Applied Quantitative Methods to Analyse Business Data Vrije University - Summer & Winter graduate programs
We take an applied perspective on data analytics for businesses, emphasizing methods to evaluate different types of data that you encounter in your every-day work (e.g., customer purchase data, surveys, website data).
The course focuses on quantitative applications to real-world business data, teaching students econometric methods (principles of statistical testing, multiple linear regression, logistic regression, time series regression, panel data analysis) and implementation of these methods (skill development) in the statistic software R.
Students will get to know different types of company data (cross-sectional, longitudinal, panel data), learn the basic frequentist approach to statistical test theory, and be introduced to the main workhorses of causal analysis. They will gather theoretical knowledge about these methods, their assumptions, and remedies to violations of these assumptions. Furthermore, students will apply this knowledge practically to data provided from openly available case studies and proprietary records from collaborating companies using the free statistical software R. Finally, academic articles applying the introduced methods teach students comprehension and interpretation of econometric research. Thus, (1) econometric knowledge, (2) implementation skills, and (3) understanding of empirical academic procedures are the main objectives of this course.
The course follows a lecture-application sequence, with six major topics:
- Principles of statistical testing
- Multiple linear regression (continuous outcome; cross-sectional data)
- Logistic regression (binary outcome; cross-sectional data)

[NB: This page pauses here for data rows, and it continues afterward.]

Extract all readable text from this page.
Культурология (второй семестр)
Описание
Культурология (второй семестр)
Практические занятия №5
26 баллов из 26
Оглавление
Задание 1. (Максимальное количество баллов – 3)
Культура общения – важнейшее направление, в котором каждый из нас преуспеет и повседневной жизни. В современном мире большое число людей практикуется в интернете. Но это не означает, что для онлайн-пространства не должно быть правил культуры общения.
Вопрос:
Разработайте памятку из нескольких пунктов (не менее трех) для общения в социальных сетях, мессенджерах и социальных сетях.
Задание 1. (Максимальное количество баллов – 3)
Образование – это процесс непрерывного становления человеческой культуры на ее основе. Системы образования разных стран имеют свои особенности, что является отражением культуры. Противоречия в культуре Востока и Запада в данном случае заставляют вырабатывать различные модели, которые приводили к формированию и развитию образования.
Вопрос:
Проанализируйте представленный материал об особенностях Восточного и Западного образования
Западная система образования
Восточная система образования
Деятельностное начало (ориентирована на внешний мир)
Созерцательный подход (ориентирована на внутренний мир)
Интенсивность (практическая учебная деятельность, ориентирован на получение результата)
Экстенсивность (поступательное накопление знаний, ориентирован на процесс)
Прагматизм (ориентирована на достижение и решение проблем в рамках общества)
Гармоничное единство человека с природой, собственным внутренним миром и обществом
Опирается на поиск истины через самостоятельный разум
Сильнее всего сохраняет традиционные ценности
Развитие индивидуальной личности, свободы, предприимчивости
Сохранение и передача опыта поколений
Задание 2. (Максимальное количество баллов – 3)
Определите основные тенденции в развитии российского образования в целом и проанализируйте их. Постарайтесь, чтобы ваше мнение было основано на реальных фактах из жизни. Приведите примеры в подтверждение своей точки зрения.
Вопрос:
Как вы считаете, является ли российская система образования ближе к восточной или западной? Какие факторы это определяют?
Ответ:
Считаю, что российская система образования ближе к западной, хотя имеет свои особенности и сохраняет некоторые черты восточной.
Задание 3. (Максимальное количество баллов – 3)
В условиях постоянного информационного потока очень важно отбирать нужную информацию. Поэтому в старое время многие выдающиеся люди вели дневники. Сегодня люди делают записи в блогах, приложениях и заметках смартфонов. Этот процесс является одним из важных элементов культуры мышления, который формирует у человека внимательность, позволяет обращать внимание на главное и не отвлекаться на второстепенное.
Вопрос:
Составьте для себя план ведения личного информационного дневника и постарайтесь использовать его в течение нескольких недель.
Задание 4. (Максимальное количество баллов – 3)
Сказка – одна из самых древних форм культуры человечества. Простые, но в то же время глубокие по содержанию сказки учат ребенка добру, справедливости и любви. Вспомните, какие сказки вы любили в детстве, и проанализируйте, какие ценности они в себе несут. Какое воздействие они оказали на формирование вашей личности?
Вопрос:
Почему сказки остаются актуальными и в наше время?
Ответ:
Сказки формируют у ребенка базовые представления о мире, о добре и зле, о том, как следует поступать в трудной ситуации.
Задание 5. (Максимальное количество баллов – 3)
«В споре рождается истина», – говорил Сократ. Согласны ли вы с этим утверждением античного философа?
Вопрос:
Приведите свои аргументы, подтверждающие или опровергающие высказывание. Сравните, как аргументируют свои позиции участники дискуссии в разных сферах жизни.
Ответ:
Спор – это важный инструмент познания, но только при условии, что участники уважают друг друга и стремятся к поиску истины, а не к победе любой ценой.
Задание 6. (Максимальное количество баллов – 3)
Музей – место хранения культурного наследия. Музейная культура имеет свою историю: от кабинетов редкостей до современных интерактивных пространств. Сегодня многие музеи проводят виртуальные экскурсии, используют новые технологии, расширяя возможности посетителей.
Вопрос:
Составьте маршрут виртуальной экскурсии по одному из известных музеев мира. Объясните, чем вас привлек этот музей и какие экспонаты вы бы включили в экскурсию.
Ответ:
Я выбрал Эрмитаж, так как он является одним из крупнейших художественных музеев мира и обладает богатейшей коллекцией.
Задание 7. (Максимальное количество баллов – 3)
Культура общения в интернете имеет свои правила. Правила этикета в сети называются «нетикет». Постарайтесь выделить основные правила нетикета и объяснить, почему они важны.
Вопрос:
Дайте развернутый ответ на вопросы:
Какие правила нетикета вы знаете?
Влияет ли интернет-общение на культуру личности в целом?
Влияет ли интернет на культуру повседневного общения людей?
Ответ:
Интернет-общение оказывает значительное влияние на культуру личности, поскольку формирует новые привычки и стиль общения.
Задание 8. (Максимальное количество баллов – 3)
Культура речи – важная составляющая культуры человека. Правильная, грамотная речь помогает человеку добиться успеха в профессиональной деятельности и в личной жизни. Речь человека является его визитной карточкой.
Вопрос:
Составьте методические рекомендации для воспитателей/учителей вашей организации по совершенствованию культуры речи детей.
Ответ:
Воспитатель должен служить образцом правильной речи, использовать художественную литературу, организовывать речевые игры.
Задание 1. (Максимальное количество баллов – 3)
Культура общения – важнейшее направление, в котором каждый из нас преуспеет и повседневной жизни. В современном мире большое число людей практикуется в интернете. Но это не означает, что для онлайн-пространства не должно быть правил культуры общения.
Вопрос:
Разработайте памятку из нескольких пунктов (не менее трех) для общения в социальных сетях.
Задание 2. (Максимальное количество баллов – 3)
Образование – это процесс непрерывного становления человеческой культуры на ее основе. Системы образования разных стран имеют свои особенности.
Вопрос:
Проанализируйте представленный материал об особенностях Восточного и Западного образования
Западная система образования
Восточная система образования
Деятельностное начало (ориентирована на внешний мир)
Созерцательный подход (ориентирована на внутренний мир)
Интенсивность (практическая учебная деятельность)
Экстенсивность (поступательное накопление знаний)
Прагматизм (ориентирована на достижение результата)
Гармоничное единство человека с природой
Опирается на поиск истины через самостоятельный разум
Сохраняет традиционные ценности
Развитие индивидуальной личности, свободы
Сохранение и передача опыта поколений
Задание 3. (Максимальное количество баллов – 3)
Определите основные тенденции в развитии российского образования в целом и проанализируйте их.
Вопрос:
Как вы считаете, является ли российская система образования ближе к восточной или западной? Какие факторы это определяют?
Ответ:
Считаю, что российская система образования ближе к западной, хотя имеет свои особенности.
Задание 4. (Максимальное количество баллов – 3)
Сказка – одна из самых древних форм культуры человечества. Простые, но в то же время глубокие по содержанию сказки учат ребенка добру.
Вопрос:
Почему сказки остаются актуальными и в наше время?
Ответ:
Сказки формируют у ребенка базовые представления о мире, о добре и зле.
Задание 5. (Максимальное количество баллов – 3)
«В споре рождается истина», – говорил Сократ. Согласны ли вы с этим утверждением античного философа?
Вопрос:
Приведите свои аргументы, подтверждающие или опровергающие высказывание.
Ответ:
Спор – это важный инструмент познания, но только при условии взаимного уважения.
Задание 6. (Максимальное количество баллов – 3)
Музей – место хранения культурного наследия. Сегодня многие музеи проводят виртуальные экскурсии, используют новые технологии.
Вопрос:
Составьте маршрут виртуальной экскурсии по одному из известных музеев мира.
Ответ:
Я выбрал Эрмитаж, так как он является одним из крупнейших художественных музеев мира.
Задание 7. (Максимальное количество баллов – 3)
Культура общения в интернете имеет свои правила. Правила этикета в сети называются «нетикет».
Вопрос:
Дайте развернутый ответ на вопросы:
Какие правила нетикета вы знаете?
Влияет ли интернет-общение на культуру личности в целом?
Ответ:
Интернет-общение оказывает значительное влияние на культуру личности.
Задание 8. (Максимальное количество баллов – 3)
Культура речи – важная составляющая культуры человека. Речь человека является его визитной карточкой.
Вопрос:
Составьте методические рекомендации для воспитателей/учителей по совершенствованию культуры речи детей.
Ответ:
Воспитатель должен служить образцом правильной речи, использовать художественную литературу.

- Time series regression (continuous outcome; longitudinal data)
- Panel data analysis (continuous outcome; longitudinal data)
By the end of this course, students will be able to:
- understand different types of real-world data and the methods suitable to analyze them
- apply quantitative methods themselves using a popular, open-source statistical software
- interpret results of quantitative models and use them to make business decisions
Program Tuition Fee
Although methodological knowledge provides the basis of this course, the focus is on business practice. Academic articles serve as examples for such application, but the course is also suitable for students who seek a career in industry, positioning themselves in the intersection of management/marketing and analytics.
Examples include quantitative marketing fields such as business intelligence, data-driven customer relationship management, or related fields. PhD students aiming for an academic career can benefit from broadening and/or deepening their methodological knowledge and skillset, for instance in the direction of time-series or panel data analysis.